Insurers and insurance brokers will need to form views on the above and have procedures in place to manage these complex issues. In particular:

  • if an insurer makes a payment under a policy indemnifying an insured against a liability to pay compensation or damages when on notice of the charge (other than a payment in satisfaction of the charge) where the liability of the insured to the claimant could genuinely exceed the applicable policy limit, the payment made with knowledge of that charge would risk being made on an ex gratia basis and not reduce the limit of liability of the policy;
  • this will apply to defence costs payable to the insured where they are included within the over limit of liability;
  • the charge’s priority is dependent upon the time the event giving rise to the claim happened rather than time of notice of the charge and insurers would need to assess all competing notified charges before paying;
  • it is arguable that a charge should not apply to a claims made and notified policy that wasn’t in existence when the charge was created;
  • class action settlement will be made difficult because the charge is in favour of all potential claimants; 
  • if a claim has a sufficient connection to NSW, ACT or the NT, any payments made an insurer (eg defence costs or settlements) could be still caught;
  • insurers need to review what past payments may be affected by the decision (i.e. those paid when on notice); and
  • brokers need to consider whether they need to review an insured’s liability exposures and consider whether:
  1. an increased limit on existing policies will manage the risk;
  2. segregated limits for defence costs within a policy would be sufficient – there is a risk this may not work; and
  3. separate/restructured cover should be obtained, segregating defence costs in a stand-alone policy.

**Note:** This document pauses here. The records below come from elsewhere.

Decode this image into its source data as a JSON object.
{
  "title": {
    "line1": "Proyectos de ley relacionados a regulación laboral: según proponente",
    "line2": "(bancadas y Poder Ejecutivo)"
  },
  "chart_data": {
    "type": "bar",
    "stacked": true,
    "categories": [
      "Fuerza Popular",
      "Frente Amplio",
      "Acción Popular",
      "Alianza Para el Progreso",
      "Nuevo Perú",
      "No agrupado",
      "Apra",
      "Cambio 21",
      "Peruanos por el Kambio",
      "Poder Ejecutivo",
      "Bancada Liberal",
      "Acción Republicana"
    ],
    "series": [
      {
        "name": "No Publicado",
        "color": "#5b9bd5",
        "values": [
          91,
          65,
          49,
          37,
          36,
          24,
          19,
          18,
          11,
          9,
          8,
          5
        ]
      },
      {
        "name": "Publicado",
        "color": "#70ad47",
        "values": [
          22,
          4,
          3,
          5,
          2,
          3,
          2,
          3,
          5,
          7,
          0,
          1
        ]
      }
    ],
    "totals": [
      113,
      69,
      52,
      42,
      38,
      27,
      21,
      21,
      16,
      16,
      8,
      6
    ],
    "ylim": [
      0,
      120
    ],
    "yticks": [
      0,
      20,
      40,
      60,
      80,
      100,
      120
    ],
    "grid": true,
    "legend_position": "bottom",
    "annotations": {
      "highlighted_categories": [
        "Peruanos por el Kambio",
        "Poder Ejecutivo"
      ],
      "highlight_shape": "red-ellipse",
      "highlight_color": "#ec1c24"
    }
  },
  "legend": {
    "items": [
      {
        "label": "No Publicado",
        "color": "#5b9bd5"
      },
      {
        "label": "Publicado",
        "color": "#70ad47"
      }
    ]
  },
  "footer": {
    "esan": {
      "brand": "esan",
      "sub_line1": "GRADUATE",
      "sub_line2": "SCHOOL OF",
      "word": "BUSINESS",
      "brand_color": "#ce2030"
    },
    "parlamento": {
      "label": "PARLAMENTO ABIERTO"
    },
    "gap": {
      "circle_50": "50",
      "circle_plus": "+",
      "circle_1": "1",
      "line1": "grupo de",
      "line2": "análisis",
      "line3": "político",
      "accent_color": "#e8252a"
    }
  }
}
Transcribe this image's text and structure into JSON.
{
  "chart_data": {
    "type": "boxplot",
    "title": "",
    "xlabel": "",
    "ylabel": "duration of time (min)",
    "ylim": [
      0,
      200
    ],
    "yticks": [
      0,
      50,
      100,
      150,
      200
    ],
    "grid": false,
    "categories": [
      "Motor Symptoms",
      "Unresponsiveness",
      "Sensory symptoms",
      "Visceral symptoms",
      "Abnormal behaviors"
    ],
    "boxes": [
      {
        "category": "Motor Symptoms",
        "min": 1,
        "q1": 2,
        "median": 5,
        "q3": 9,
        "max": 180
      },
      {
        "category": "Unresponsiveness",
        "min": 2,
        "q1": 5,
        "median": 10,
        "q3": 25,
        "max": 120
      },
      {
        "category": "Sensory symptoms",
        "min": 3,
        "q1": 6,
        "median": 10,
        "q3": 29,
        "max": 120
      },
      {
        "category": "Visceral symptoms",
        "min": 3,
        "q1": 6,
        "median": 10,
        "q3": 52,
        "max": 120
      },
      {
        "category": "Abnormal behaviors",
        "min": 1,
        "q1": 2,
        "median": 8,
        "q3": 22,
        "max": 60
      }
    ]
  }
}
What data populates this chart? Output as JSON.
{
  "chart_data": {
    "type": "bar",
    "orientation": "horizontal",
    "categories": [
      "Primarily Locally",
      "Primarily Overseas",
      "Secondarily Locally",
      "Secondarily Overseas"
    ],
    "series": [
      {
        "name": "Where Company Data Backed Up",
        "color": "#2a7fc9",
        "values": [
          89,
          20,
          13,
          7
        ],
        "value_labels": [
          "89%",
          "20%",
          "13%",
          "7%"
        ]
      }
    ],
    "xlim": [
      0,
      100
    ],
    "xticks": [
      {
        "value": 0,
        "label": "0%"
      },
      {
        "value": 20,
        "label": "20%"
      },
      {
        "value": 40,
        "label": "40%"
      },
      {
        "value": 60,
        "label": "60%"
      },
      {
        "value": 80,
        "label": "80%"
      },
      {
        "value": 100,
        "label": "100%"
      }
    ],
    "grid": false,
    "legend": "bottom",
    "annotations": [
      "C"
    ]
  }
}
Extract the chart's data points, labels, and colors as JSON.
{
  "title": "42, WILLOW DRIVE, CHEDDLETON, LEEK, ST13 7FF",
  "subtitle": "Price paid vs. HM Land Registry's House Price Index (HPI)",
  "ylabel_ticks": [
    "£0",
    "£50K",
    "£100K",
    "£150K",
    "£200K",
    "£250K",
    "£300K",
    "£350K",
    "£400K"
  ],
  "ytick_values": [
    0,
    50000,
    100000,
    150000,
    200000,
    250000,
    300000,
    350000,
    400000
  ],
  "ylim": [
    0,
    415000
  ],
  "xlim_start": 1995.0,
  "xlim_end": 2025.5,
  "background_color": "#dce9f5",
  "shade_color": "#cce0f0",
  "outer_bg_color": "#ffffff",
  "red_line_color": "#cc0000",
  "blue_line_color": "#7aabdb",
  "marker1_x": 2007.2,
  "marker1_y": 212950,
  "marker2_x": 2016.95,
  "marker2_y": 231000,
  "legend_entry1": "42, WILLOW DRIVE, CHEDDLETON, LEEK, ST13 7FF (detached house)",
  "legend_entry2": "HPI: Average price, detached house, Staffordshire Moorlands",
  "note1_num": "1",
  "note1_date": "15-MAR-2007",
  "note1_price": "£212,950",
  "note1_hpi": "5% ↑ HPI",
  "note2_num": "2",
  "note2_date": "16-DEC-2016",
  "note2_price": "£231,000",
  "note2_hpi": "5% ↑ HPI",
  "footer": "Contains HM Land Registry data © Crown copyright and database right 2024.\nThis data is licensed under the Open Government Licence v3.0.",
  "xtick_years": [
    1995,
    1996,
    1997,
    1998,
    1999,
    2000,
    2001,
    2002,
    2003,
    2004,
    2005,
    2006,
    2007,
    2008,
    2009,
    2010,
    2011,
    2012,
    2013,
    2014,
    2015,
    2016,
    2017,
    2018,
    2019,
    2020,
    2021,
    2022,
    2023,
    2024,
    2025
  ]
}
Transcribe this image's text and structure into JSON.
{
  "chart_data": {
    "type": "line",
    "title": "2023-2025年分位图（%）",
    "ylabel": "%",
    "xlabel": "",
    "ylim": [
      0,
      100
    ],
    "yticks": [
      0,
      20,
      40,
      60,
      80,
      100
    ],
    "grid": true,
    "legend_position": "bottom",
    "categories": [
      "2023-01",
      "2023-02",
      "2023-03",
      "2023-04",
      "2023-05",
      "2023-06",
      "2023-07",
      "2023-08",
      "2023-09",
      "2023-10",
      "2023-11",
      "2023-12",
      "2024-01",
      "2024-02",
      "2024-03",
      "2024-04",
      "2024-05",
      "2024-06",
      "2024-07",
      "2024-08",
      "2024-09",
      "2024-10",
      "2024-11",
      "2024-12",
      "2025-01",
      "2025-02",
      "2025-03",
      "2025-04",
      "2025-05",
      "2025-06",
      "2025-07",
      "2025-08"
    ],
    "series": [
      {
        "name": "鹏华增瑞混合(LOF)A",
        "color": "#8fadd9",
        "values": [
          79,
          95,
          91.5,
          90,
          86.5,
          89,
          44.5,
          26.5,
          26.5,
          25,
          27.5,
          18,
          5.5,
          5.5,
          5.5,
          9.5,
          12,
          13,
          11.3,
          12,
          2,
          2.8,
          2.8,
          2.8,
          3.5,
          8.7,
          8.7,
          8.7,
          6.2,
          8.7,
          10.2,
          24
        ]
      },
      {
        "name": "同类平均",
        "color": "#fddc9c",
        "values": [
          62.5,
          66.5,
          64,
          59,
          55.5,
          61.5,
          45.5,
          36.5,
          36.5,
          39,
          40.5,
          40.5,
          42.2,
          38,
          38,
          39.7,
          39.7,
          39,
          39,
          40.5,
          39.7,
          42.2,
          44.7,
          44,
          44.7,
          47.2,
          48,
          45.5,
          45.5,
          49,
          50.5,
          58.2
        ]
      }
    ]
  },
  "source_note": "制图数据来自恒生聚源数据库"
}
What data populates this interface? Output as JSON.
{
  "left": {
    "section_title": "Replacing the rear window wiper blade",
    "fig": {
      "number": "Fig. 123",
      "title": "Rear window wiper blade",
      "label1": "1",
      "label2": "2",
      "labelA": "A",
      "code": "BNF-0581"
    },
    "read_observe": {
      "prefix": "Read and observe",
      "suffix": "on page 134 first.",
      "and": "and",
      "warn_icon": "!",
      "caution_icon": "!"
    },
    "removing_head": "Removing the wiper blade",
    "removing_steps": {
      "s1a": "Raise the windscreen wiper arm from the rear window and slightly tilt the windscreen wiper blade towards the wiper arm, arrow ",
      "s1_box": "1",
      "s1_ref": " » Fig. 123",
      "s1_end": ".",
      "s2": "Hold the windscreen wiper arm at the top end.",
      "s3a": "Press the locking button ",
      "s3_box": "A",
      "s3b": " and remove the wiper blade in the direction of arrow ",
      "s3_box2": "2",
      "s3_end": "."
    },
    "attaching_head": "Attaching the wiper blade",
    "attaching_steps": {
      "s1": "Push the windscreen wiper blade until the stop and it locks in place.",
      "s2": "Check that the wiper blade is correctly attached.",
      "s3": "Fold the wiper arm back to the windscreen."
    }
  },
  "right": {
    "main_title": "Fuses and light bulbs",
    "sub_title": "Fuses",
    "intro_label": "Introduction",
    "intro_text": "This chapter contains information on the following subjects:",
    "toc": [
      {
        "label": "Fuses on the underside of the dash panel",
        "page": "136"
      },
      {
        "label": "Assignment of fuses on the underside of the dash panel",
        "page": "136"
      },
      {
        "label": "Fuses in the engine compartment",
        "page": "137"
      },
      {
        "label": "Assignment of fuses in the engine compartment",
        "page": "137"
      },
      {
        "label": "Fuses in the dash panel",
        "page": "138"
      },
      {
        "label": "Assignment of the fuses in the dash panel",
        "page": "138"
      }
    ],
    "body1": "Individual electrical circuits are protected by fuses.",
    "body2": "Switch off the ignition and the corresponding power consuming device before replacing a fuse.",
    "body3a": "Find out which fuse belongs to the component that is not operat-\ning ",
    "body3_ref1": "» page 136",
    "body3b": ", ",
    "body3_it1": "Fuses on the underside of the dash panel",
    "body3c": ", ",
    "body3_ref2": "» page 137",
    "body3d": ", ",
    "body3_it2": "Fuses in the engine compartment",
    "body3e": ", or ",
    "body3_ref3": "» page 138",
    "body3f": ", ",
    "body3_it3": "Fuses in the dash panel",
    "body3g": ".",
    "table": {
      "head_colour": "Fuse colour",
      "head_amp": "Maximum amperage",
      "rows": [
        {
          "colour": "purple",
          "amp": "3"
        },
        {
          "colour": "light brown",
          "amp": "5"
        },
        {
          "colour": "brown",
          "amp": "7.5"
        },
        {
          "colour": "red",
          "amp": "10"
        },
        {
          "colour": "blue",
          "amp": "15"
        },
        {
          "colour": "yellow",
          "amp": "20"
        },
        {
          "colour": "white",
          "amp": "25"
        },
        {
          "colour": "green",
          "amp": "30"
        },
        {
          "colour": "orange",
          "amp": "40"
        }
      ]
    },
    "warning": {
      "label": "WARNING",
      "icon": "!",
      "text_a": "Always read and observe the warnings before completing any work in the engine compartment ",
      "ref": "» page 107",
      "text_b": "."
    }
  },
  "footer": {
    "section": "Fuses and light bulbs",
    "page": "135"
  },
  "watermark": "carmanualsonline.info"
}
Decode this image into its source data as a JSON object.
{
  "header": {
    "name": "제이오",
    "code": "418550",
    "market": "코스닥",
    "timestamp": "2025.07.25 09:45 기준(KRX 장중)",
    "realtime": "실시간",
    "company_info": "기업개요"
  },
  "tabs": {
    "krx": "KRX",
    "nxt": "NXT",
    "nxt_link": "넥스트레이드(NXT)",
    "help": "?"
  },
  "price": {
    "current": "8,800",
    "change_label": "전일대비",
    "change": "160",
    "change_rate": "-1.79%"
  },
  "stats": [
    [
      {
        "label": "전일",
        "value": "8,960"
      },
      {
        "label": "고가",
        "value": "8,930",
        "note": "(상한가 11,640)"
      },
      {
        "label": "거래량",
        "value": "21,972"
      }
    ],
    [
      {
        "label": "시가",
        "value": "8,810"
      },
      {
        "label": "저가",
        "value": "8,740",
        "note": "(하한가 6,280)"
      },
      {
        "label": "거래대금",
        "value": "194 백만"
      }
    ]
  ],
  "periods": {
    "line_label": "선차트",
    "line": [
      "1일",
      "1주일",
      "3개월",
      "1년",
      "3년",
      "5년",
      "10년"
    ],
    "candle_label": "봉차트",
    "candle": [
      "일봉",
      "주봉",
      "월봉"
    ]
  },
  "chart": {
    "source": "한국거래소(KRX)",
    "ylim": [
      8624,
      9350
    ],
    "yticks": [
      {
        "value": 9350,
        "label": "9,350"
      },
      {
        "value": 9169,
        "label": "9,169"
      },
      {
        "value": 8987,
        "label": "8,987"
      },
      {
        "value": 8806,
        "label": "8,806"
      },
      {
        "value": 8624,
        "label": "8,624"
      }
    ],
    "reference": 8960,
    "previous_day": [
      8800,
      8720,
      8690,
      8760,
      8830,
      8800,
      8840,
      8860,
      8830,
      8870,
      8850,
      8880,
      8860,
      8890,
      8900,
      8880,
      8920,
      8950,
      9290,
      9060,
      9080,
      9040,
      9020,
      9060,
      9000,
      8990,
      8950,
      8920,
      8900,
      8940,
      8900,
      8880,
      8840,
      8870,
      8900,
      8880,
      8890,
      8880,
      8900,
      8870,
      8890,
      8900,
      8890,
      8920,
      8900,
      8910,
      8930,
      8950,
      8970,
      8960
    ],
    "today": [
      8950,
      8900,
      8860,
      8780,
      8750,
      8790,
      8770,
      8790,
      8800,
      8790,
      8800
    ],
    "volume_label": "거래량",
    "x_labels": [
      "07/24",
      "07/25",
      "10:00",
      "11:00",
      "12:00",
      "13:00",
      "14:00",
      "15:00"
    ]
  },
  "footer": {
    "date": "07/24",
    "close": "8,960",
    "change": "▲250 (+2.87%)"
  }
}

2. For the policy beneficiaries 

If the charge is enforceable against the policy, beneficiaries may not be entitled to access defence costs where the costs are part of the overall liability sum insured and may have to fund them themselves.

If the charge is not enforceable, beneficiaries will have to be able to cover the defence costs until the charge issue is resolved. The key risk is that in the case of a catastrophic claim brought against the beneficiaries they will not be in a position to mount an effective defence.

Given the complexity and potential significant impact of the above, the retrospective repeal or amendment of the sections should be considered.

 

IMPORTANT NOTICE

This document is designed to provide helpful general guidance on some key issues relevant to this topic. It should not be relied on as legal advice. It does not cover everything that may be relevant and does not take into account individual circumstances. It is only current as at the date of release. Individuals must ensure that they seek appropriate professional advice in relation to this topic as well as to the currency, accuracy and relevance of this material.